From the original data authors:
We have modeled a power system in MATLAB to simulate fault analysis. The power system consists of 4 generators of 11 × 10^3 V, each pair located at each end of the transmission line. Transformers are present in between to simulate and study the various faults at the midpoint of the transmission line.

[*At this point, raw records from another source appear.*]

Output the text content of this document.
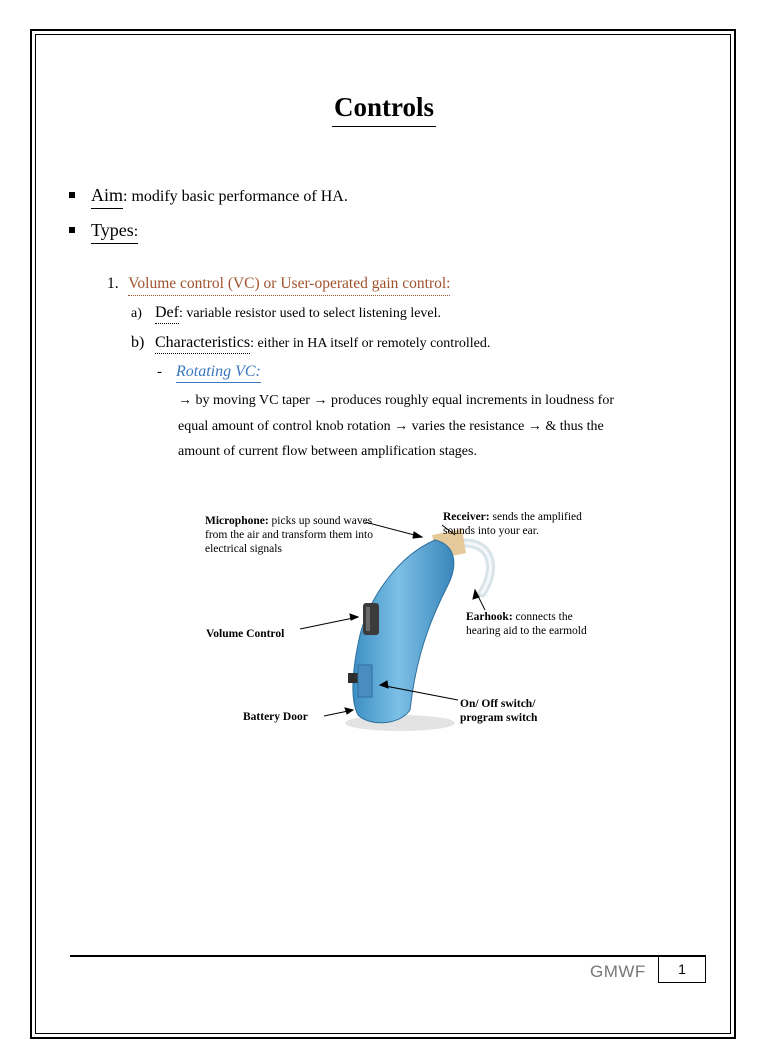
Controls
Aim: modify basic performance of HA.
Types:
1. Volume control (VC) or User-operated gain control:
a) Def: variable resistor used to select listening level.
b) Characteristics: either in HA itself or remotely controlled.
- Rotating VC:
→ by moving VC taper → produces roughly equal increments in loudness for
equal amount of control knob rotation → varies the resistance → & thus the
amount of current flow between amplification stages.
Microphone: picks up sound waves from the air and transform them into electrical signals
Receiver: sends the amplified sounds into your ear.
Volume Control
Earhook: connects the hearing aid to the earmold
Battery Door
On/ Off switch/ program switch
GMWF	1
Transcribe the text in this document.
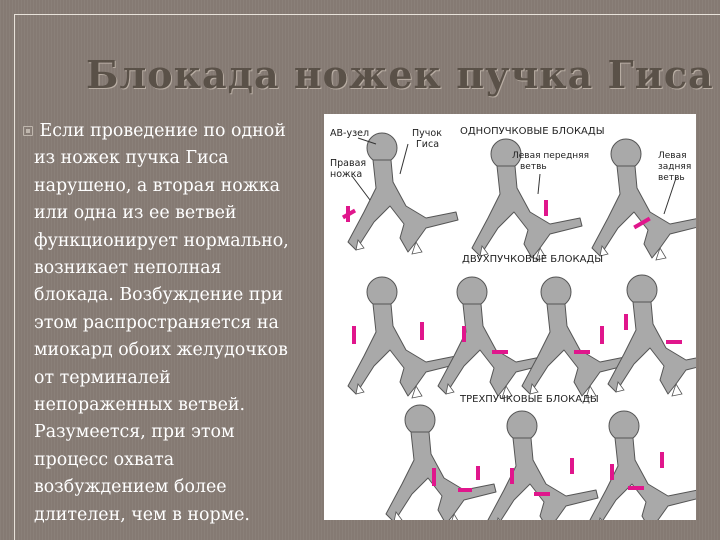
Блокада ножек пучка Гиса
Если проведение по одной
из ножек пучка Гиса
нарушено, а вторая ножка
или одна из ее ветвей
функционирует нормально,
возникает неполная
блокада. Возбуждение при
этом распространяется на
миокард обоих желудочков
от терминалей
непораженных ветвей.
Разумеется, при этом
процесс охвата
возбуждением более
длителен, чем в норме.
АВ-узел	Пучок
Гиса
Правая
ножка
Левая передняя
ветвь
Левая
задняя
ветвь
ОДНОПУЧКОВЫЕ БЛОКАДЫ
ДВУХПУЧКОВЫЕ БЛОКАДЫ
ТРЕХПУЧКОВЫЕ БЛОКАДЫ
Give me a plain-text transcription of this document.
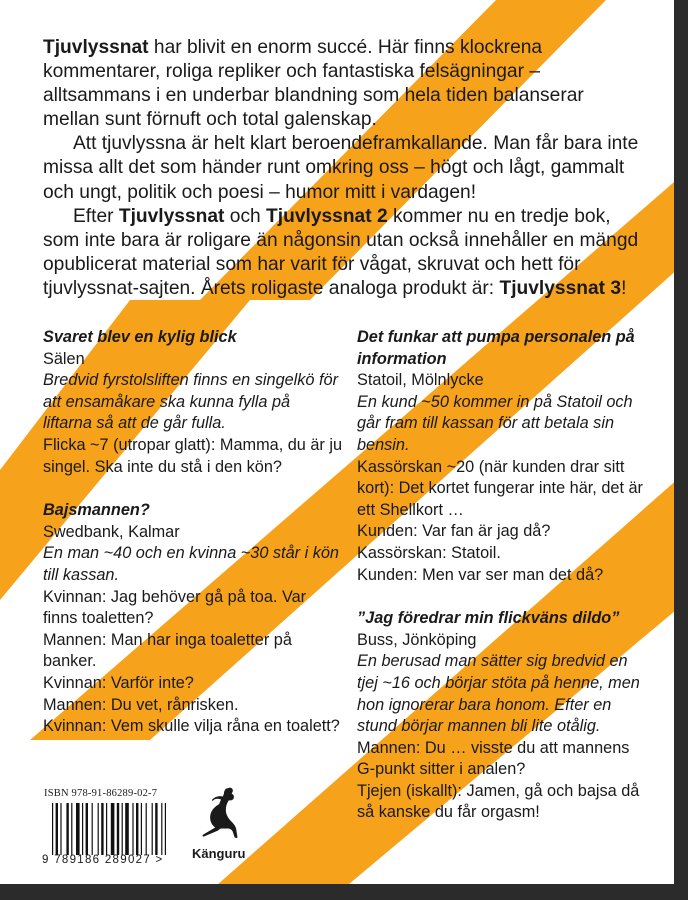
Tjuvlyssnat har blivit en enorm succé. Här finns klockrena kommentarer, roliga repliker och fantastiska felsägningar – alltsammans i en underbar blandning som hela tiden balanserar mellan sunt förnuft och total galenskap.

Att tjuvlyssna är helt klart beroendeframkallande. Man får bara inte missa allt det som händer runt omkring oss – högt och lågt, gammalt och ungt, politik och poesi – humor mitt i vardagen!

Efter Tjuvlyssnat och Tjuvlyssnat 2 kommer nu en tredje bok, som inte bara är roligare än någonsin utan också innehåller en mängd opublicerat material som har varit för vågat, skruvat och hett för tjuvlyssnat-sajten. Årets roligaste analoga produkt är: Tjuvlyssnat 3!

Svaret blev en kylig blick
Sälen
Bredvid fyrstolsliften finns en singelkö för att ensamåkare ska kunna fylla på liftarna så att de går fulla.
Flicka ~7 (utropar glatt): Mamma, du är ju singel. Ska inte du stå i den kön?
Bajsmannen?
Swedbank, Kalmar
En man ~40 och en kvinna ~30 står i kön till kassan.
Kvinnan: Jag behöver gå på toa. Var finns toaletten?
Mannen: Man har inga toaletter på banker.
Kvinnan: Varför inte?
Mannen: Du vet, rånrisken.
Kvinnan: Vem skulle vilja råna en toalett?
Det funkar att pumpa personalen på information
Statoil, Mölnlycke
En kund ~50 kommer in på Statoil och går fram till kassan för att betala sin bensin.
Kassörskan ~20 (när kunden drar sitt kort): Det kortet fungerar inte här, det är ett Shellkort …
Kunden: Var fan är jag då?
Kassörskan: Statoil.
Kunden: Men var ser man det då?
”Jag föredrar min flickväns dildo”
Buss, Jönköping
En berusad man sätter sig bredvid en tjej ~16 och börjar stöta på henne, men hon ignorerar bara honom. Efter en stund börjar mannen bli lite otålig.
Mannen: Du … visste du att mannens G-punkt sitter i analen?
Tjejen (iskallt): Jamen, gå och bajsa då så kanske du får orgasm!
ISBN 978-91-86289-02-7
9 789186 289027 > Känguru
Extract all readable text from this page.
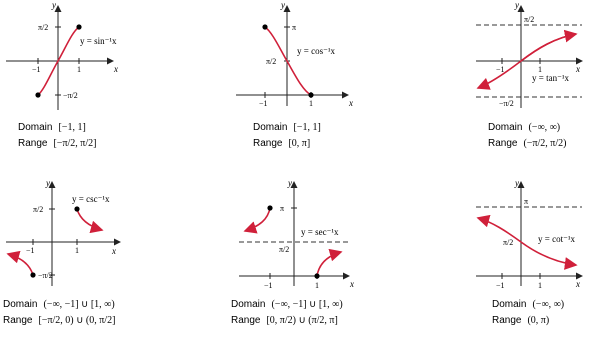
x
y
−1	1
π/2
−π/2
y = sin⁻¹x
Domain [−1, 1]
Range [−π/2, π/2]
x
y
−1	1
π
π/2
y = cos⁻¹x
Domain [−1, 1]
Range [0, π]
x
y
−1	1
π/2
−π/2
y = tan⁻¹x
Domain (−∞, ∞)
Range (−π/2, π/2)
x
y
−1	1
π/2
−π/2
y = csc⁻¹x
Domain (−∞, −1] ∪ [1, ∞)
Range [−π/2, 0) ∪ (0, π/2]
x
y
−1	1
π
π/2
y = sec⁻¹x
Domain (−∞, −1] ∪ [1, ∞)
Range [0, π/2) ∪ (π/2, π]
x
y
−1	1
π
π/2	y = cot⁻¹x
Domain (−∞, ∞)
Range (0, π)
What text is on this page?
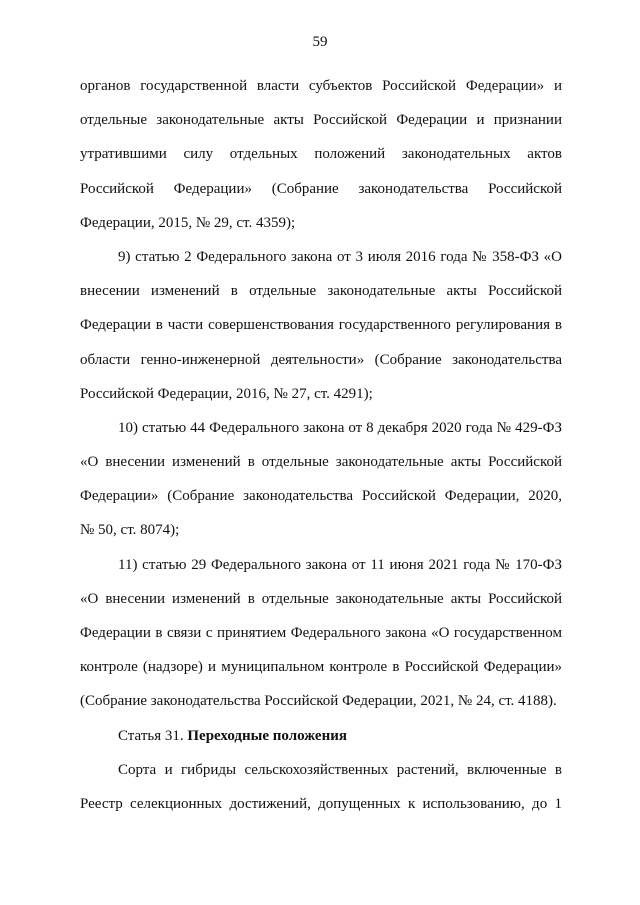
59
органов государственной власти субъектов Российской Федерации» и
отдельные законодательные акты Российской Федерации и признании
утратившими силу отдельных положений законодательных актов
Российской Федерации» (Собрание законодательства Российской
Федерации, 2015, № 29, ст. 4359);
9) статью 2 Федерального закона от 3 июля 2016 года № 358-ФЗ «О
внесении изменений в отдельные законодательные акты Российской
Федерации в части совершенствования государственного регулирования в
области генно-инженерной деятельности» (Собрание законодательства
Российской Федерации, 2016, № 27, ст. 4291);
10) статью 44 Федерального закона от 8 декабря 2020 года № 429-ФЗ
«О внесении изменений в отдельные законодательные акты Российской
Федерации» (Собрание законодательства Российской Федерации, 2020,
№ 50, ст. 8074);
11) статью 29 Федерального закона от 11 июня 2021 года № 170-ФЗ
«О внесении изменений в отдельные законодательные акты Российской
Федерации в связи с принятием Федерального закона «О государственном
контроле (надзоре) и муниципальном контроле в Российской Федерации»
(Собрание законодательства Российской Федерации, 2021, № 24, ст. 4188).
Статья 31. Переходные положения
Сорта и гибриды сельскохозяйственных растений, включенные в
Реестр селекционных достижений, допущенных к использованию, до 1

train_file = "data/classData.csv"
train = pd.read_csv(train_file)
test_file = "data/detect_dataset.csv"
test = pd.read_csv(test_file)
Train Data
Inspecting the train data to understand the available features:
train
| G | C | B | A | Ia | Ib | Ic | Va | Vb | Vc | |
|---|---|---|---|---|---|---|---|---|---|---|
| 0 | 1 | 0 | 0 | 1 | -151.291812 | -9.677452 | 85.800162 | 0.400750 | -0.132935 | -0.267815 |
| 1 | 1 | 0 | 0 | 1 | -336.186183 | -76.283262 | 18.328897 | 0.312732 | -0.123633 | -0.189099 |
| 2 | 1 | 0 | 0 | 1 | -502.891583 | -174.648023 | -80.924663 | 0.265728 | -0.114301 | -0.151428 |
| 3 | 1 | 0 | 0 | 1 | -593.941905 | -217.703359 | -124.891924 | 0.235511 | -0.104940 | -0.130570 |
| 4 | 1 | 0 | 0 | 1 | -643.663617 | -224.159427 | -132.282815 | 0.209537 | -0.095554 | -0.113983 |
| ... | ... | ... | ... | ... | ... | ... | ... | ... | ... | ... |
| 7856 | 0 | 0 | 0 | 0 | -66.237921 | 38.457041 | 24.912239 | 0.094421 | -0.552019 | 0.457598 |
| 7857 | 0 | 0 | 0 | 0 | -65.849493 | 37.465454 | 25.515675 | 0.103778 | -0.555186 | 0.451407 |
| 7858 | 0 | 0 | 0 | 0 | -65.446698 | 36.472055 | 26.106554 | 0.113107 | -0.558211 | 0.445104 |
| 7859 | 0 | 0 | 0 | 0 | -65.029633 | 35.477088 | 26.684731 | 0.122404 | -0.561094 | 0.438690 |
| 7860 | 0 | 0 | 0 | 0 | -64.598401 | 34.480799 | 27.250065 | 0.131669 | -0.563835 | 0.432166 |
7861 rows × 10 columns
Plotting the current data…
plt.figure(figsize = (10,4))
plt.scatter(np.linspace(0, len(train["Ia"]), len(train["Ia"])), train["Ia"], s=0.5, label="$I_a$")
plt.scatter(np.linspace(0, len(train["Ia"]), len(train["Ib"])), train["Ib"], s=0.5, label="$I_b$")
plt.scatter(np.linspace(0, len(train["Ia"]), len(train["Ic"])), train["Ic"], s=0.5, label="$I_c$")
plt.legend()
plt.xlabel('Time Step $\Delta t$')
plt.ylabel('Current $I$')
plt.savefig("figures/train_data_current.png")
plt.show()
and the voltage data …
plt.figure(figsize = (10,4))
plt.scatter(np.linspace(0, len(train["Va"]), len(train["Va"])), train["Va"], s=0.5, label="$V_a$")
plt.scatter(np.linspace(0, len(train["Vb"]), len(train["Vb"])), train["Vb"], s=0.5, label="$V_b$")
plt.scatter(np.linspace(0, len(train["Vc"]), len(train["Vc"])), train["Vc"], s=0.5, label="$V_c$")
plt.xlabel('Time Step $\Delta t$')
plt.ylabel('Voltage $V$')
plt.savefig("figures/train_data_voltage.png")
plt.legend()
plt.show()
Convert one-hot labels to integers
| One-hot | Description | Integer |
|---|---|---|
| [0 0 0 0] | No Fault | 0 |
| [1 0 0 1] | LG fault (Between Phase A and Ground) | 9 |
| [0 0 1 1] | LL fault (Between Phase A and Phase B) | 3 |
| [1 0 1 1] | LLG Fault (Between Phases A,B and Ground) | 11 |
| [0 1 1 1] | LLL Fault (Between all three phases) | 7 |
| [1 1 1 1] | LLLG fault (Three phase symmetrical fault) | 15 |
train_arr = np.array(train)
num_rows = train_arr.shape[0]
new_labels = []
for idx in trange(num_rows):
data_pt = train_arr[idx, :]
label = str(int(data_pt[0]))+str(int(data_pt[1]))+str(int(data_pt[2]))+str(int(data_pt[3]))
x = int(label, 2)
new_labels.append(x)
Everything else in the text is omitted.